Dear Mr George…..
Bupati, Drs Don Bosco Wangge dan Wakil Bupati Ende, Drs Ahmad Mochtar, Provinsi Nusa Tenggara Timur (NTT) sudah “retak” atau hubungan tidak harmonis sejak tiga bulan setelah pelantikan. Hal yang dilakukan wakil bupati dengan mengajukan 10 Rencana Peraturan Daerah (Raperda) langsung ke Dewan Perwakilan Rakyat Daerah (DPRD) Kabupaten Ende, dan yang anehnya DPRD menyetujui untuk dibahas. Melihat hal itu, bupati ketika sidang pembukaan pembahasan Raperda di DPRD mengatakan dua Raperda “siluman”, karena masuk melalui wakil bupati, bukan yang diusulkan bupati. Dewan juga seolah-olah membakar “keretakan” itu, diduga ada dua kubuh di eksekutif mau pun di legislatif. Saya mendengar wakil bupati dalam waktu dekat akan meminta mengundurkan diri, mengikuti jejak Wakil Bupati Garut, Dicky Chandra. Pertanyaan saya apakah karena hubungan kurang harmonis itu, harus berpisah/berhenti di tengah jalan, dan jika ada penggantiannya apakah hubungan kerja wakil bupati yang baru dengan bupati bisa harmonis atau malahan semakin memburuk.
Achmmad S
Pegawai Negeri Sipil (PNS) Kabupaten Ende-Flores, NTT.
Dear Mr Achmmad
Kasus hubungan tidak harmonis antara kepala daerah dan wakil kepala daerah di seluruh Indonesia, menurut catatan ada sekitar 80 persen, karena merasa ditinggalkan atau tidak diikutsertakan dalam kegiatan serta pengambilan kebijakan oleh gubernur/bupati/walikota. Padahal, ketika berkampanye dua sejoli terlihat sangat mesrah, solid, untuk meraih kemenangan atau mencari pendukung. Keberhasilan keduanya itu, kita tidak tahu pasti apakah yang mendulang suara terbanyak/pendukung itu untuk gubernur/bupati/walikota atau wakil gubernur/wakil bupati/wakil walikota. Semuanya serba gelap, karena sistim Pemilihan Kepala Daerah (Pilkada) bersifat Langsung, Umum, Bebas, Rahasia, Jujur dan Adil. Tetapi, sering gebernur/bupati/walikota merasa dirinya lebih matang berpolitik daripada wakilnya, atau ketika secara paksa dipasangkan oleh partai politik atau gabungan partai politik (pendukungnya lebih dari satu partai), bukan pilihan sendiri dari calon gubernur/bupati/walikota.
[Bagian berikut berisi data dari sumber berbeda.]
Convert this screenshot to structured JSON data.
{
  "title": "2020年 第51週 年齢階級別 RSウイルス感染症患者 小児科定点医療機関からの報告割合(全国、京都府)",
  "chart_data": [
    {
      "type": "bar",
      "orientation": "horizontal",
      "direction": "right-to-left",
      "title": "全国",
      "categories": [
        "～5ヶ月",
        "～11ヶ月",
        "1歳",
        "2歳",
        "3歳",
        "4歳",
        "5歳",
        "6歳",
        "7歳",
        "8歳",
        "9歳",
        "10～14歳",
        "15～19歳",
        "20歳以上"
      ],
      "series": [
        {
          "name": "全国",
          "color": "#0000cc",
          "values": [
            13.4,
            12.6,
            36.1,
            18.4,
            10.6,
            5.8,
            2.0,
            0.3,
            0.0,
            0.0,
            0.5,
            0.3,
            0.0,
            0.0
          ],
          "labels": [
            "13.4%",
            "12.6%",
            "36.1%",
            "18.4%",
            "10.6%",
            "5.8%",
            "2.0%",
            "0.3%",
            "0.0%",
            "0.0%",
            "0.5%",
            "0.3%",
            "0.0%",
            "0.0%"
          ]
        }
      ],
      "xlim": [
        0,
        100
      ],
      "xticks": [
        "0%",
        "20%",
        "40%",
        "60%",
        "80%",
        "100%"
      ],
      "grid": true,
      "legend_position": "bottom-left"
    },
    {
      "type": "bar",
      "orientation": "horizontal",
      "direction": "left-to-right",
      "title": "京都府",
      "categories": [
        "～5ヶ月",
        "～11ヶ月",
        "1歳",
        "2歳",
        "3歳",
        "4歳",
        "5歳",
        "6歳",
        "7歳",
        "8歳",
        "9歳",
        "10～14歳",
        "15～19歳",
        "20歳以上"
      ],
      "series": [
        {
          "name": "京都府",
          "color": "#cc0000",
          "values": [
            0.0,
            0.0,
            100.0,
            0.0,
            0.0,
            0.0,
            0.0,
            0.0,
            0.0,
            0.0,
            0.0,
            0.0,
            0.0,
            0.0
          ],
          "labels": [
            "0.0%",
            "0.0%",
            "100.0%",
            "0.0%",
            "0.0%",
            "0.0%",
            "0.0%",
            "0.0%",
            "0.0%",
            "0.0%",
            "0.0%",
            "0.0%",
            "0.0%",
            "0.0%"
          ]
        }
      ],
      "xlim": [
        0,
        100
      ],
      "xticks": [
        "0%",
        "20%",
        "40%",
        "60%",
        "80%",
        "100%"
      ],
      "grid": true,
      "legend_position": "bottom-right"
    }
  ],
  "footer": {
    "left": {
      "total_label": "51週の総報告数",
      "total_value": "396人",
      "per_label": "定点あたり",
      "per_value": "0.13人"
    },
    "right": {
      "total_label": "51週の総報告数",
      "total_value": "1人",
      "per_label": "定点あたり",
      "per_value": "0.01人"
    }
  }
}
Karena pilihan partai, makan merasa dengan terpaksa harus mengikuti kebijakan partai.
Sebenarnya kepala daerah dan wakil kepala daerah sebelum bersama-sama mengikuti Pilkada, sudah membagi tugas-tugas selain yang diatur secara normatif oleh peraturan dan perundang-undang yang berlaku menyangkut pemerintahan daerah. Hal ini, bisa dibuat perjanjian yang disepakati oleh partai politik atau gabungan partai politik yang mendukung kedua kandidat itu. Bila perlu dibuat di hadapan notaris, sebagai suatu pengikat atau rambu-rambu, apabila dikemudian hari kepala daerah atau wakil kepala daerah melanggar, bisa ditegur oleh partai pendukungnya. Perjanjian ini, memang tidak diatur dalam undang-undang atau peraturan. Ternyata sudah merupakan kebiasaan perjanjian secara lisan tidak tertulis, sehingga apabila sudah terpilih/sebagai pemenang, kadangkala kepala daerah melanggar kesepakatan lisan itu. Juga, sering hanya saling kepercayaan saja.
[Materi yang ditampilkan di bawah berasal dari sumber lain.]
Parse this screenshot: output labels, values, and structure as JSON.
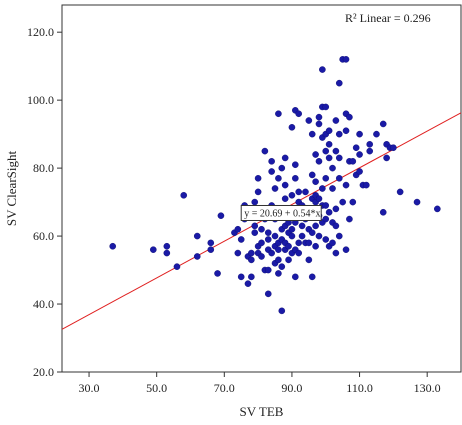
{
  "chart_data": {
    "type": "scatter",
    "title": "",
    "xlabel": "SV TEB",
    "ylabel": "SV ClearSight",
    "xlim": [
      22,
      140
    ],
    "ylim": [
      20,
      128
    ],
    "xticks": [
      30,
      50,
      70,
      90,
      110,
      130
    ],
    "yticks": [
      20,
      40,
      60,
      80,
      100,
      120
    ],
    "xtick_labels": [
      "30.0",
      "50.0",
      "70.0",
      "90.0",
      "110.0",
      "130.0"
    ],
    "ytick_labels": [
      "20.0",
      "40.0",
      "60.0",
      "80.0",
      "100.0",
      "120.0"
    ],
    "grid": false,
    "marker_color": "#1a1aa6",
    "fit_color": "#e02020",
    "r2_label": "R² Linear = 0.296",
    "equation_label": "y = 20.69 + 0.54*x",
    "fit": {
      "intercept": 20.69,
      "slope": 0.54
    },
    "points": [
      [
        37,
        57
      ],
      [
        49,
        56
      ],
      [
        53,
        55
      ],
      [
        53,
        57
      ],
      [
        56,
        51
      ],
      [
        58,
        72
      ],
      [
        62,
        54
      ],
      [
        62,
        60
      ],
      [
        66,
        58
      ],
      [
        66,
        56
      ],
      [
        68,
        49
      ],
      [
        69,
        66
      ],
      [
        73,
        61
      ],
      [
        74,
        55
      ],
      [
        74,
        62
      ],
      [
        75,
        48
      ],
      [
        75,
        59
      ],
      [
        76,
        65
      ],
      [
        76,
        69
      ],
      [
        77,
        46
      ],
      [
        77,
        54
      ],
      [
        78,
        48
      ],
      [
        78,
        53
      ],
      [
        78,
        55
      ],
      [
        79,
        61
      ],
      [
        79,
        63
      ],
      [
        79,
        70
      ],
      [
        80,
        55
      ],
      [
        80,
        57
      ],
      [
        80,
        73
      ],
      [
        80,
        77
      ],
      [
        81,
        54
      ],
      [
        81,
        58
      ],
      [
        81,
        62
      ],
      [
        82,
        85
      ],
      [
        82,
        50
      ],
      [
        82,
        65
      ],
      [
        83,
        43
      ],
      [
        83,
        50
      ],
      [
        83,
        56
      ],
      [
        83,
        59
      ],
      [
        83,
        61
      ],
      [
        84,
        79
      ],
      [
        84,
        82
      ],
      [
        84,
        55
      ],
      [
        84,
        69
      ],
      [
        85,
        52
      ],
      [
        85,
        57
      ],
      [
        85,
        60
      ],
      [
        85,
        65
      ],
      [
        85,
        74
      ],
      [
        86,
        49
      ],
      [
        86,
        53
      ],
      [
        86,
        56
      ],
      [
        86,
        58
      ],
      [
        86,
        77
      ],
      [
        86,
        96
      ],
      [
        87,
        38
      ],
      [
        87,
        51
      ],
      [
        87,
        59
      ],
      [
        87,
        62
      ],
      [
        87,
        80
      ],
      [
        88,
        56
      ],
      [
        88,
        58
      ],
      [
        88,
        63
      ],
      [
        88,
        71
      ],
      [
        88,
        75
      ],
      [
        88,
        83
      ],
      [
        89,
        53
      ],
      [
        89,
        57
      ],
      [
        89,
        61
      ],
      [
        89,
        64
      ],
      [
        90,
        55
      ],
      [
        90,
        60
      ],
      [
        90,
        62
      ],
      [
        90,
        66
      ],
      [
        90,
        72
      ],
      [
        90,
        92
      ],
      [
        91,
        48
      ],
      [
        91,
        56
      ],
      [
        91,
        64
      ],
      [
        91,
        77
      ],
      [
        91,
        81
      ],
      [
        91,
        97
      ],
      [
        92,
        55
      ],
      [
        92,
        58
      ],
      [
        92,
        67
      ],
      [
        92,
        70
      ],
      [
        92,
        73
      ],
      [
        92,
        96
      ],
      [
        93,
        60
      ],
      [
        93,
        63
      ],
      [
        93,
        69
      ],
      [
        94,
        58
      ],
      [
        94,
        65
      ],
      [
        94,
        73
      ],
      [
        95,
        53
      ],
      [
        95,
        58
      ],
      [
        95,
        62
      ],
      [
        95,
        94
      ],
      [
        96,
        48
      ],
      [
        96,
        61
      ],
      [
        96,
        66
      ],
      [
        96,
        71
      ],
      [
        96,
        78
      ],
      [
        96,
        90
      ],
      [
        97,
        57
      ],
      [
        97,
        63
      ],
      [
        97,
        66
      ],
      [
        97,
        70
      ],
      [
        97,
        72
      ],
      [
        97,
        76
      ],
      [
        97,
        84
      ],
      [
        98,
        60
      ],
      [
        98,
        66
      ],
      [
        98,
        71
      ],
      [
        98,
        82
      ],
      [
        98,
        93
      ],
      [
        98,
        95
      ],
      [
        99,
        64
      ],
      [
        99,
        69
      ],
      [
        99,
        74
      ],
      [
        99,
        89
      ],
      [
        99,
        109
      ],
      [
        99,
        98
      ],
      [
        100,
        59
      ],
      [
        100,
        65
      ],
      [
        100,
        69
      ],
      [
        100,
        77
      ],
      [
        100,
        85
      ],
      [
        100,
        90
      ],
      [
        100,
        98
      ],
      [
        101,
        57
      ],
      [
        101,
        67
      ],
      [
        101,
        83
      ],
      [
        101,
        87
      ],
      [
        101,
        91
      ],
      [
        102,
        58
      ],
      [
        102,
        64
      ],
      [
        102,
        74
      ],
      [
        102,
        80
      ],
      [
        103,
        55
      ],
      [
        103,
        63
      ],
      [
        103,
        68
      ],
      [
        103,
        85
      ],
      [
        103,
        94
      ],
      [
        104,
        60
      ],
      [
        104,
        77
      ],
      [
        104,
        83
      ],
      [
        104,
        90
      ],
      [
        104,
        105
      ],
      [
        105,
        70
      ],
      [
        105,
        112
      ],
      [
        106,
        56
      ],
      [
        106,
        75
      ],
      [
        106,
        91
      ],
      [
        106,
        96
      ],
      [
        106,
        112
      ],
      [
        107,
        65
      ],
      [
        107,
        82
      ],
      [
        107,
        95
      ],
      [
        108,
        70
      ],
      [
        108,
        82
      ],
      [
        109,
        78
      ],
      [
        109,
        86
      ],
      [
        110,
        79
      ],
      [
        110,
        84
      ],
      [
        110,
        90
      ],
      [
        111,
        75
      ],
      [
        112,
        75
      ],
      [
        113,
        87
      ],
      [
        113,
        85
      ],
      [
        115,
        90
      ],
      [
        117,
        93
      ],
      [
        117,
        67
      ],
      [
        118,
        83
      ],
      [
        118,
        87
      ],
      [
        119,
        86
      ],
      [
        120,
        86
      ],
      [
        122,
        73
      ],
      [
        127,
        70
      ],
      [
        133,
        68
      ]
    ]
  }
}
Menurut Pasal 25, Undang-Undang Nomor 32 Tahun 2004 tentang Pemerintah Daerah, menegaskan bahwa kepala daerah memimpin penyelenggaraan pemerintah daerah berdasarkan kebijakan yang ditetapkan DPRD, mengajukan Raperda, menetapkan Perda, menyusun dan mengajukan Raperda tentang APBD kepada DPRD untuk dibahas dan ditetapkan bersama. Oleh karena itu, seorang wakil bupati tidak bisa mengajukan Raperda, kecuali bupatinya tersangkut masalah pidana dan sudah menjadi terdakwa di sidangkan di Pengadilan Negeri (PN). Hal ini, karena Menteri Dalam Negeri (Mendagri) sudah menonaktifkan sang bupati. Tetapi, jika tidak terjadi hal seperti itu, seorang wakil bupati tidak mempunyai kewenangan. Sebenarnya DPRD juga sudah memahami, tugas, wewenang serta kewajiban seorang kepala daerah dan wakil kepala daerah. Bila DPRD menerima usulan Reperda dari wakil bupati, maka sangat menyayangi kualitas dan pemahaman kalangan DPRD setempat tentang peraturan dan Perundang-undangan yang mengatur tentang pemerintahan daerah.
Sedangkan Pasal 26, menyangkut tugas wakil kepala daerah antara lain, (1) membantu kepala daerah dalam menyelenggarakan pemerintah daerah, (2) membantu kepala daerah dalam mengkoordinasikan kegiatan instansi vertikal di daerah, menindaklanjuti laporan dan/atau temuan hasil pengawasan aparat pengawas, melaksanakan pemberdayaan perempuan dan pemuda, serta mengupayakan pengembangan dan pelestarian sosial budaya dan lingkungan hidup, (3) memberikan saran dan pertimbangan kepada kepala daerah dalam penyelenggaraan kegiatan pemerintah daerah, (4) melaksanakan tugas dan kewajiban pemerintahan yang diberikan oleh kepala daerah, dan (5) bertanggung jawab kepada kepala daerah.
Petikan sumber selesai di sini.